Part of the fun of social media sites like Facebook has to be reconnecting with people and places from my childhood. There is a Facebook group of hundreds of people who "Grew Up in Overland Park," and the memories that brings when someone posts a photo or a news clipping from some part of my growing up years there is such fun.
A closer-knit group I see on Facebook are those of my classmates (and teachers) from both grade and high school. It, too, is wonderful to jog our memories of times past -- sometimes happy, sometimes embarrassing -- but always interesting to me. One of the nicest connections I have made in recent months is with my third grade teacher, Mary Wiles. While I have had many teachers who have inspired and challenged me; some who I never appreciated either as an educator or human being, Miss Wiles was just plain kind. She had a way of engaging me in learning that I (obviously) never forgot.
Perhaps the best memory I have of time spent in Room 103 were those afternoons after noon recess when she read to the class. Be it a hot Kansas spring or snowy winter, it was pleasant to sit and listen as she read from one of the books from the school library.
My favorite was St. Therese and the Roses by Helen Walker Homan. I could not say why I recall this so clearly, except that it had to have been the most perfectly written children's book on a saint I had ever seen. I remember Miss Wiles, whose voice was soft, kind and friendly, reading perhaps a chapter each afternoon, and I would hang on every word. It was amazing to me how this great saint could be brought to life first in the way the story was written, but even more so as Miss Wiles read it out loud to the some 32 of us in the class. I still recall hearing about St. Therese as a small child, and how in childlike simplicity wondered why that little "baby Jesus wouldn't toss that ball He was holding" to her, even after she "promised" to toss it back to Him. Of course, as an adult I understand that she was referring to a statue of the Infant of Prague, who holds the world in His hand, but at the time I remember thinking how incredible it was that a child as young as she was would like "to play catch" with the Little Infant.
More than that, though, it was evident that Miss Wiles was as engaged in the story as any of us. Some parts she read with enthusiasm -- especially when Therese approached the Pope to petition joining the convent as a young teen; at others, particularly when the young saint lost her mother to cancer, she read with sadness and pain -- as if she were there witnessing the event.
It wasn't too long before the story came to a close, with the beloved saint promising to "shower the earth with roses" after her death.
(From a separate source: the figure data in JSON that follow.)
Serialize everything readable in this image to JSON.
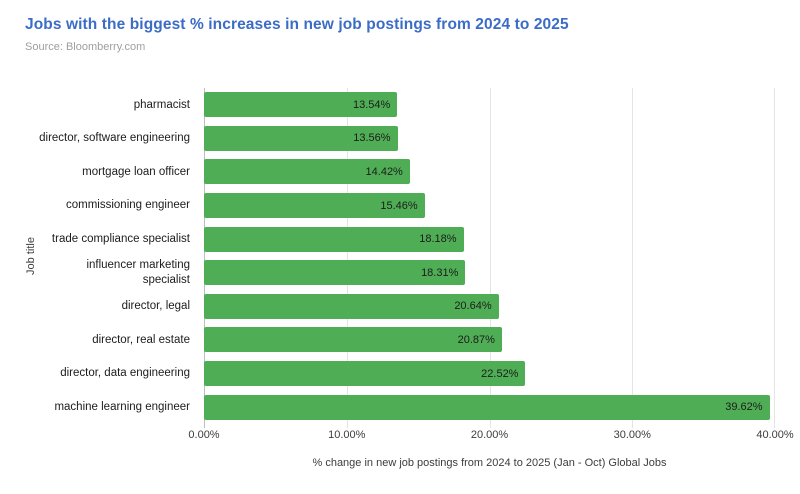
{
  "header": {
    "title": "Jobs with the biggest % increases in new job postings from 2024 to 2025",
    "source": "Source: Bloomberry.com"
  },
  "chart_data": {
    "type": "bar",
    "orientation": "horizontal",
    "title": "Jobs with the biggest % increases in new job postings from 2024 to 2025",
    "source": "Source: Bloomberry.com",
    "xlabel": "% change in new job postings from 2024 to 2025 (Jan - Oct) Global Jobs",
    "ylabel": "Job title",
    "categories": [
      "pharmacist",
      "director, software engineering",
      "mortgage loan officer",
      "commissioning engineer",
      "trade compliance specialist",
      "influencer marketing specialist",
      "director, legal",
      "director, real estate",
      "director, data engineering",
      "machine learning engineer"
    ],
    "display_labels": [
      "pharmacist",
      "director, software engineering",
      "mortgage loan officer",
      "commissioning engineer",
      "trade compliance specialist",
      "influencer marketing\nspecialist",
      "director, legal",
      "director, real estate",
      "director, data engineering",
      "machine learning engineer"
    ],
    "values": [
      13.54,
      13.56,
      14.42,
      15.46,
      18.18,
      18.31,
      20.64,
      20.87,
      22.52,
      39.62
    ],
    "value_labels": [
      "13.54%",
      "13.56%",
      "14.42%",
      "15.46%",
      "18.18%",
      "18.31%",
      "20.64%",
      "20.87%",
      "22.52%",
      "39.62%"
    ],
    "xticks": [
      "0.00%",
      "10.00%",
      "20.00%",
      "30.00%",
      "40.00%"
    ],
    "xtick_values": [
      0,
      10,
      20,
      30,
      40
    ],
    "xlim": [
      0,
      40
    ],
    "grid": true,
    "legend": "none",
    "bar_color": "#4fae55",
    "value_label_position": "inside-end"
  },
  "colors": {
    "title": "#3b6cc7",
    "source": "#9e9e9e",
    "bar": "#4fae55",
    "gridline": "#e4e4e4",
    "zero_axis_line": "#bdbdbd",
    "label_text": "#1c1c1c",
    "tick_text": "#3c3c3c",
    "background": "#ffffff"
  }
}
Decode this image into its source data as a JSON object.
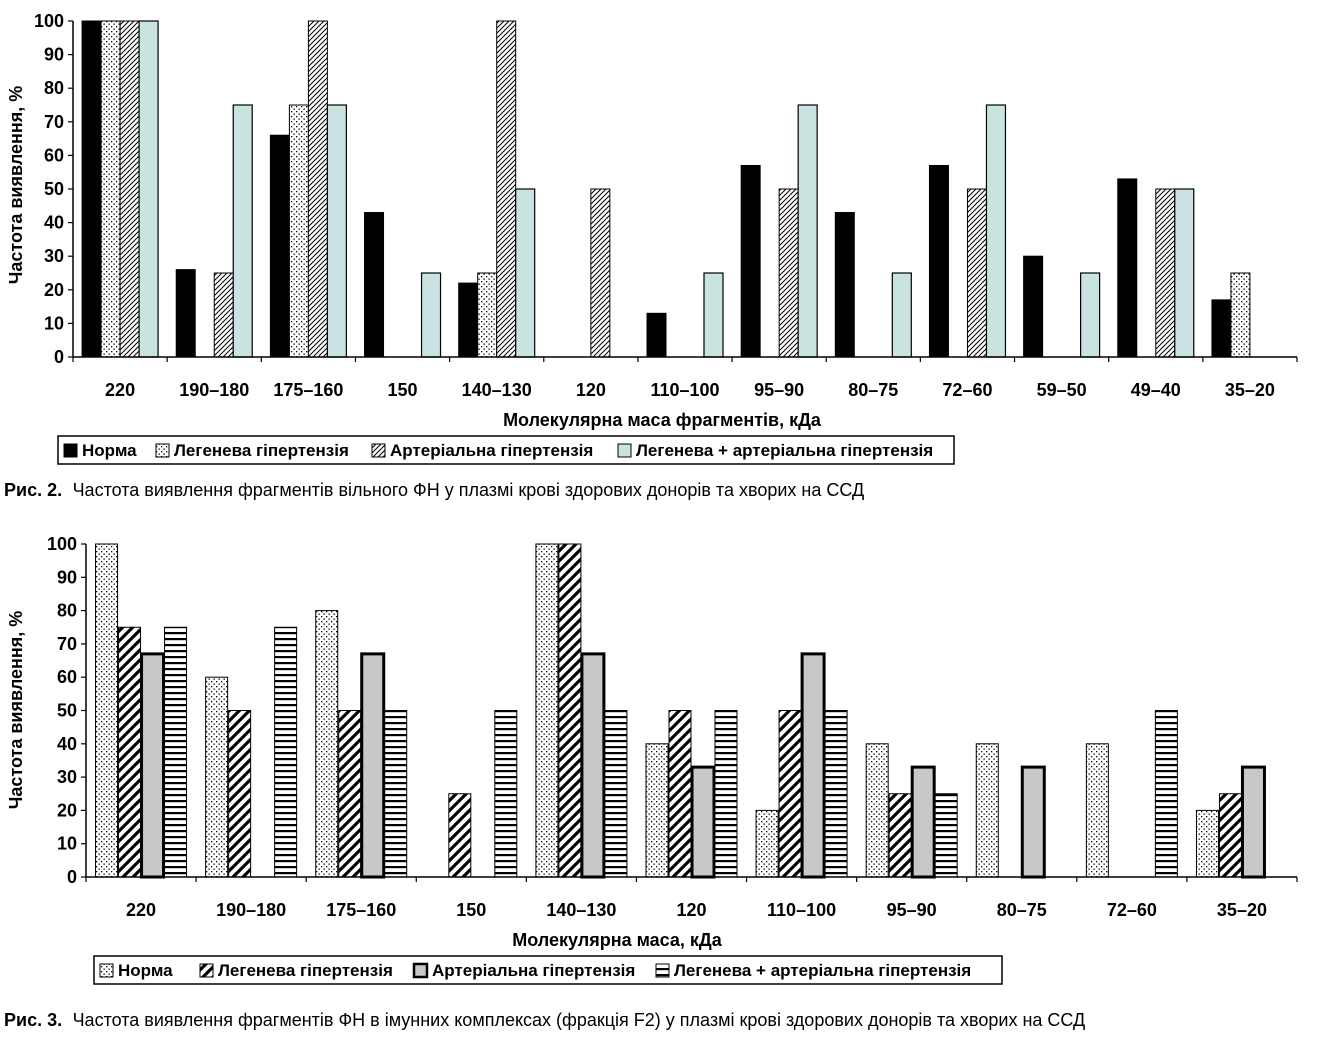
{
  "chart_data": [
    {
      "type": "bar",
      "title": "",
      "xlabel": "Молекулярна маса фрагментів, кДа",
      "ylabel": "Частота виявлення, %",
      "ylim": [
        0,
        100
      ],
      "yticks": [
        "0",
        "10",
        "20",
        "30",
        "40",
        "50",
        "60",
        "70",
        "80",
        "90",
        "100"
      ],
      "grid": false,
      "legend_position": "bottom",
      "categories": [
        "220",
        "190–180",
        "175–160",
        "150",
        "140–130",
        "120",
        "110–100",
        "95–90",
        "80–75",
        "72–60",
        "59–50",
        "49–40",
        "35–20"
      ],
      "series": [
        {
          "name": "Норма",
          "pattern": "solid",
          "values": [
            100,
            26,
            66,
            43,
            22,
            0,
            13,
            57,
            43,
            57,
            30,
            53,
            17
          ]
        },
        {
          "name": "Легенева гіпертензія",
          "pattern": "dots",
          "values": [
            100,
            0,
            75,
            0,
            25,
            0,
            0,
            0,
            0,
            0,
            0,
            0,
            25
          ]
        },
        {
          "name": "Артеріальна гіпертензія",
          "pattern": "hatch",
          "values": [
            100,
            25,
            100,
            0,
            100,
            50,
            0,
            50,
            0,
            50,
            0,
            50,
            0
          ]
        },
        {
          "name": "Легенева + артеріальна гіпертензія",
          "pattern": "lightblue",
          "values": [
            100,
            75,
            75,
            25,
            50,
            0,
            25,
            75,
            25,
            75,
            25,
            50,
            0
          ]
        }
      ],
      "caption_label": "Рис. 2.",
      "caption_text": "Частота виявлення фрагментів вільного ФН у плазмі крові здорових донорів та хворих на ССД"
    },
    {
      "type": "bar",
      "title": "",
      "xlabel": "Молекулярна маса, кДа",
      "ylabel": "Частота виявлення, %",
      "ylim": [
        0,
        100
      ],
      "yticks": [
        "0",
        "10",
        "20",
        "30",
        "40",
        "50",
        "60",
        "70",
        "80",
        "90",
        "100"
      ],
      "grid": false,
      "legend_position": "bottom",
      "categories": [
        "220",
        "190–180",
        "175–160",
        "150",
        "140–130",
        "120",
        "110–100",
        "95–90",
        "80–75",
        "72–60",
        "35–20"
      ],
      "series": [
        {
          "name": "Норма",
          "pattern": "dots",
          "values": [
            100,
            60,
            80,
            0,
            100,
            40,
            20,
            40,
            40,
            40,
            20
          ]
        },
        {
          "name": "Легенева гіпертензія",
          "pattern": "diag",
          "values": [
            75,
            50,
            50,
            25,
            100,
            50,
            50,
            25,
            0,
            0,
            25
          ]
        },
        {
          "name": "Артеріальна гіпертензія",
          "pattern": "gray",
          "values": [
            67,
            0,
            67,
            0,
            67,
            33,
            67,
            33,
            33,
            0,
            33
          ]
        },
        {
          "name": "Легенева + артеріальна гіпертензія",
          "pattern": "hlines",
          "values": [
            75,
            75,
            50,
            50,
            50,
            50,
            50,
            25,
            0,
            50,
            0
          ]
        }
      ],
      "caption_label": "Рис. 3.",
      "caption_text": "Частота виявлення фрагментів ФН в імунних комплексах (фракція F2) у плазмі крові здорових донорів та хворих на ССД"
    }
  ]
}
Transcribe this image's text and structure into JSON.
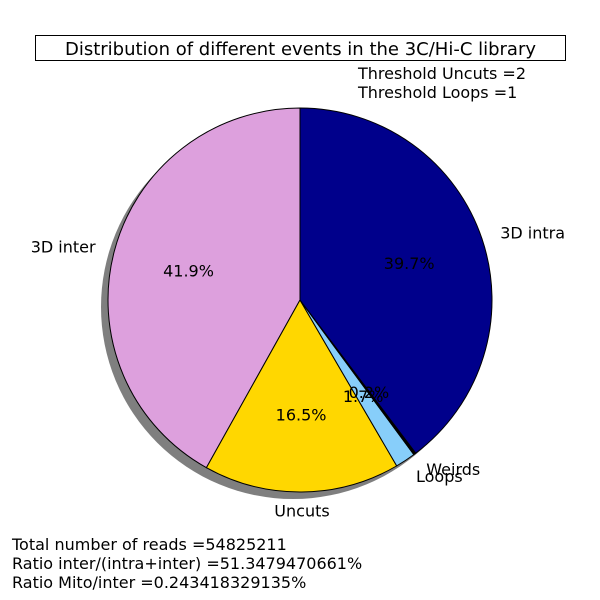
{
  "chart_data": {
    "type": "pie",
    "title": "Distribution of different events in the 3C/Hi-C library",
    "slices": [
      {
        "label": "3D inter",
        "value": 41.9,
        "pct_label": "41.9%",
        "color": "#dda0dd"
      },
      {
        "label": "Uncuts",
        "value": 16.5,
        "pct_label": "16.5%",
        "color": "#ffd700"
      },
      {
        "label": "Loops",
        "value": 1.7,
        "pct_label": "1.7%",
        "color": "#87cefa"
      },
      {
        "label": "Weirds",
        "value": 0.2,
        "pct_label": "0.2%",
        "color": "#000000"
      },
      {
        "label": "3D intra",
        "value": 39.7,
        "pct_label": "39.7%",
        "color": "#00008b"
      }
    ],
    "start_angle_deg": 90,
    "direction": "counterclockwise",
    "shadow": true
  },
  "annotations": {
    "threshold_uncuts": "Threshold Uncuts =2",
    "threshold_loops": "Threshold Loops =1"
  },
  "footer": {
    "total_reads": "Total number of reads =54825211",
    "ratio_inter": "Ratio inter/(intra+inter) =51.3479470661%",
    "ratio_mito": "Ratio Mito/inter =0.243418329135%"
  }
}
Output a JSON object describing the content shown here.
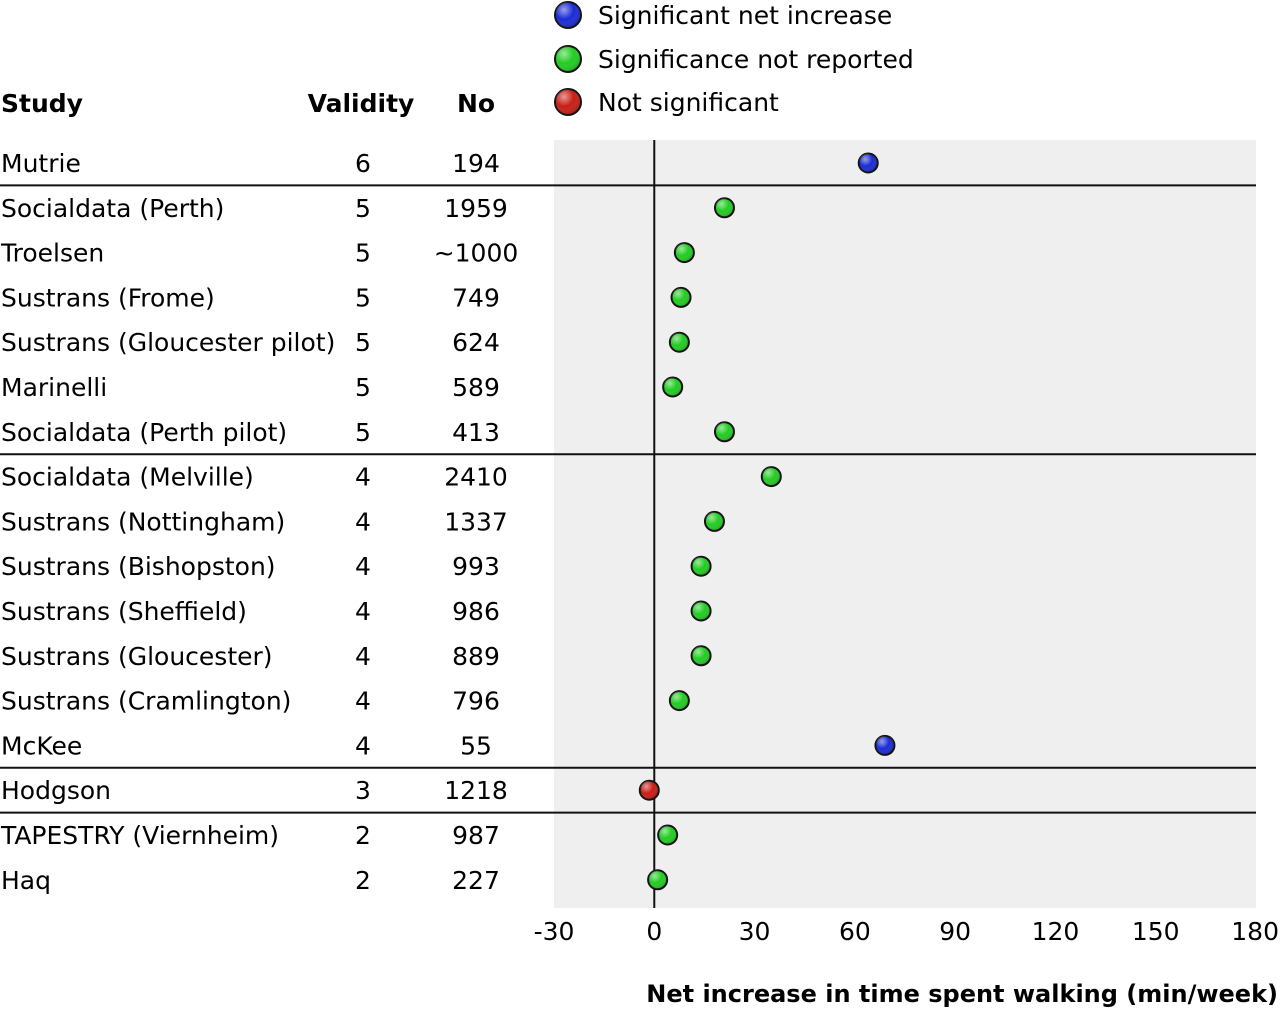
{
  "legend": [
    {
      "label": "Significant net increase",
      "color": "#1a2bd6"
    },
    {
      "label": "Significance not reported",
      "color": "#22cc22"
    },
    {
      "label": "Not significant",
      "color": "#c81e14"
    }
  ],
  "headers": {
    "study": "Study",
    "validity": "Validity",
    "no": "No"
  },
  "chart_data": {
    "type": "scatter",
    "xlabel": "Net increase in time spent walking (min/week)",
    "xlim": [
      -30,
      180
    ],
    "xticks": [
      -30,
      0,
      30,
      60,
      90,
      120,
      150,
      180
    ],
    "reference_line_x": 0,
    "grid": false,
    "legend_position": "top",
    "groups_separated_by_validity": true,
    "rows": [
      {
        "study": "Mutrie",
        "validity": "6",
        "no": "194",
        "value": 64,
        "status": "Significant net increase"
      },
      {
        "study": "Socialdata (Perth)",
        "validity": "5",
        "no": "1959",
        "value": 21,
        "status": "Significance not reported"
      },
      {
        "study": "Troelsen",
        "validity": "5",
        "no": "~1000",
        "value": 9,
        "status": "Significance not reported"
      },
      {
        "study": "Sustrans (Frome)",
        "validity": "5",
        "no": "749",
        "value": 8,
        "status": "Significance not reported"
      },
      {
        "study": "Sustrans (Gloucester pilot)",
        "validity": "5",
        "no": "624",
        "value": 7.5,
        "status": "Significance not reported"
      },
      {
        "study": "Marinelli",
        "validity": "5",
        "no": "589",
        "value": 5.5,
        "status": "Significance not reported"
      },
      {
        "study": "Socialdata (Perth pilot)",
        "validity": "5",
        "no": "413",
        "value": 21,
        "status": "Significance not reported"
      },
      {
        "study": "Socialdata (Melville)",
        "validity": "4",
        "no": "2410",
        "value": 35,
        "status": "Significance not reported"
      },
      {
        "study": "Sustrans (Nottingham)",
        "validity": "4",
        "no": "1337",
        "value": 18,
        "status": "Significance not reported"
      },
      {
        "study": "Sustrans (Bishopston)",
        "validity": "4",
        "no": "993",
        "value": 14,
        "status": "Significance not reported"
      },
      {
        "study": "Sustrans (Sheffield)",
        "validity": "4",
        "no": "986",
        "value": 14,
        "status": "Significance not reported"
      },
      {
        "study": "Sustrans (Gloucester)",
        "validity": "4",
        "no": "889",
        "value": 14,
        "status": "Significance not reported"
      },
      {
        "study": "Sustrans (Cramlington)",
        "validity": "4",
        "no": "796",
        "value": 7.5,
        "status": "Significance not reported"
      },
      {
        "study": "McKee",
        "validity": "4",
        "no": "55",
        "value": 69,
        "status": "Significant net increase"
      },
      {
        "study": "Hodgson",
        "validity": "3",
        "no": "1218",
        "value": -1.5,
        "status": "Not significant"
      },
      {
        "study": "TAPESTRY (Viernheim)",
        "validity": "2",
        "no": "987",
        "value": 4,
        "status": "Significance not reported"
      },
      {
        "study": "Haq",
        "validity": "2",
        "no": "227",
        "value": 1,
        "status": "Significance not reported"
      }
    ]
  }
}
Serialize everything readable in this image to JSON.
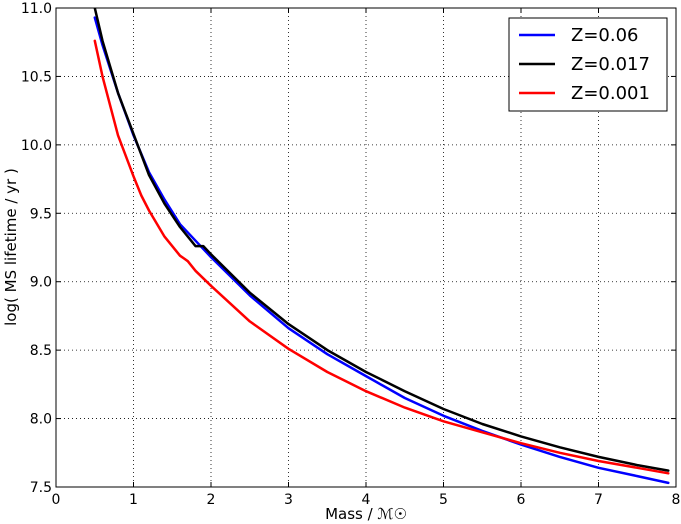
{
  "chart_data": {
    "type": "line",
    "title": "",
    "xlabel": "Mass / ℳ☉",
    "ylabel": "log( MS lifetime / yr )",
    "xlim": [
      0,
      8
    ],
    "ylim": [
      7.5,
      11.0
    ],
    "xticks": [
      0,
      1,
      2,
      3,
      4,
      5,
      6,
      7,
      8
    ],
    "xtick_labels": [
      "0",
      "1",
      "2",
      "3",
      "4",
      "5",
      "6",
      "7",
      "8"
    ],
    "yticks": [
      7.5,
      8.0,
      8.5,
      9.0,
      9.5,
      10.0,
      10.5,
      11.0
    ],
    "ytick_labels": [
      "7.5",
      "8.0",
      "8.5",
      "9.0",
      "9.5",
      "10.0",
      "10.5",
      "11.0"
    ],
    "grid": true,
    "legend_position": "top-right",
    "series": [
      {
        "name": "Z=0.06",
        "color": "#0000ff",
        "x": [
          0.5,
          0.6,
          0.8,
          1.0,
          1.2,
          1.4,
          1.6,
          1.8,
          2.0,
          2.5,
          3.0,
          3.5,
          4.0,
          4.5,
          5.0,
          5.5,
          6.0,
          6.5,
          7.0,
          7.5,
          7.9
        ],
        "y": [
          10.93,
          10.73,
          10.38,
          10.07,
          9.8,
          9.6,
          9.42,
          9.3,
          9.18,
          8.9,
          8.66,
          8.47,
          8.31,
          8.15,
          8.02,
          7.91,
          7.81,
          7.72,
          7.64,
          7.58,
          7.53
        ]
      },
      {
        "name": "Z=0.017",
        "color": "#000000",
        "x": [
          0.5,
          0.6,
          0.8,
          1.0,
          1.2,
          1.4,
          1.6,
          1.8,
          1.9,
          2.0,
          2.5,
          3.0,
          3.5,
          4.0,
          4.5,
          5.0,
          5.5,
          6.0,
          6.5,
          7.0,
          7.5,
          7.9
        ],
        "y": [
          11.0,
          10.76,
          10.38,
          10.08,
          9.78,
          9.57,
          9.4,
          9.26,
          9.26,
          9.2,
          8.92,
          8.69,
          8.5,
          8.34,
          8.2,
          8.07,
          7.96,
          7.87,
          7.79,
          7.72,
          7.66,
          7.62
        ]
      },
      {
        "name": "Z=0.001",
        "color": "#ff0000",
        "x": [
          0.5,
          0.6,
          0.8,
          1.0,
          1.1,
          1.2,
          1.4,
          1.6,
          1.65,
          1.7,
          1.8,
          2.0,
          2.5,
          3.0,
          3.5,
          4.0,
          4.5,
          5.0,
          5.5,
          6.0,
          6.5,
          7.0,
          7.5,
          7.9
        ],
        "y": [
          10.76,
          10.5,
          10.07,
          9.77,
          9.63,
          9.52,
          9.33,
          9.19,
          9.17,
          9.15,
          9.08,
          8.97,
          8.71,
          8.51,
          8.34,
          8.2,
          8.08,
          7.98,
          7.9,
          7.82,
          7.75,
          7.69,
          7.64,
          7.6
        ]
      }
    ]
  }
}
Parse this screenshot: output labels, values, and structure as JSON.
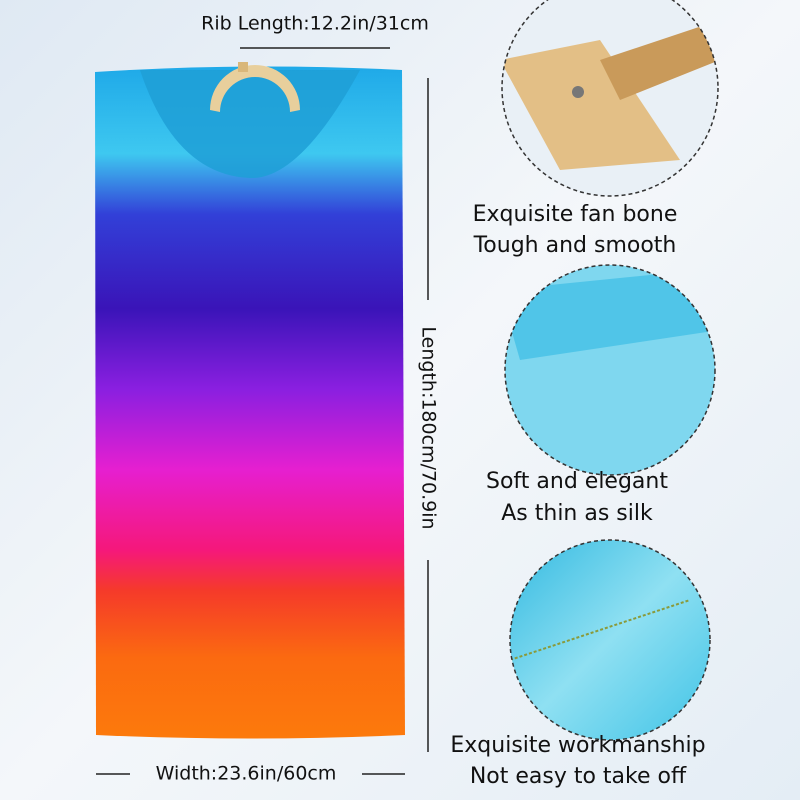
{
  "dimensions": {
    "rib": "Rib Length:12.2in/31cm",
    "length": "Length:180cm/70.9in",
    "width": "Width:23.6in/60cm"
  },
  "features": [
    {
      "line1": "Exquisite fan bone",
      "line2": "Tough and smooth"
    },
    {
      "line1": "Soft and elegant",
      "line2": "As thin as silk"
    },
    {
      "line1": "Exquisite workmanship",
      "line2": "Not easy to take off"
    }
  ]
}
In the weekly visit to the library, I remember searching for that hardbound book with the blue cover and the simple illustrations scattered throughout the story. I wanted to hold it in my hands and read the words that Miss Wiles had brought to life.
I know that I checked the book out multiple times during my grade school years; I never tired of rereading the blessed life of this young saint.
So for what it is worth, I don't believe that I was ever much of a reader before third grade; it only took one very compelling and well-written story, read with simplicity by one of my favorite teachers to spark an interest in the written word that I still have today. Amazing.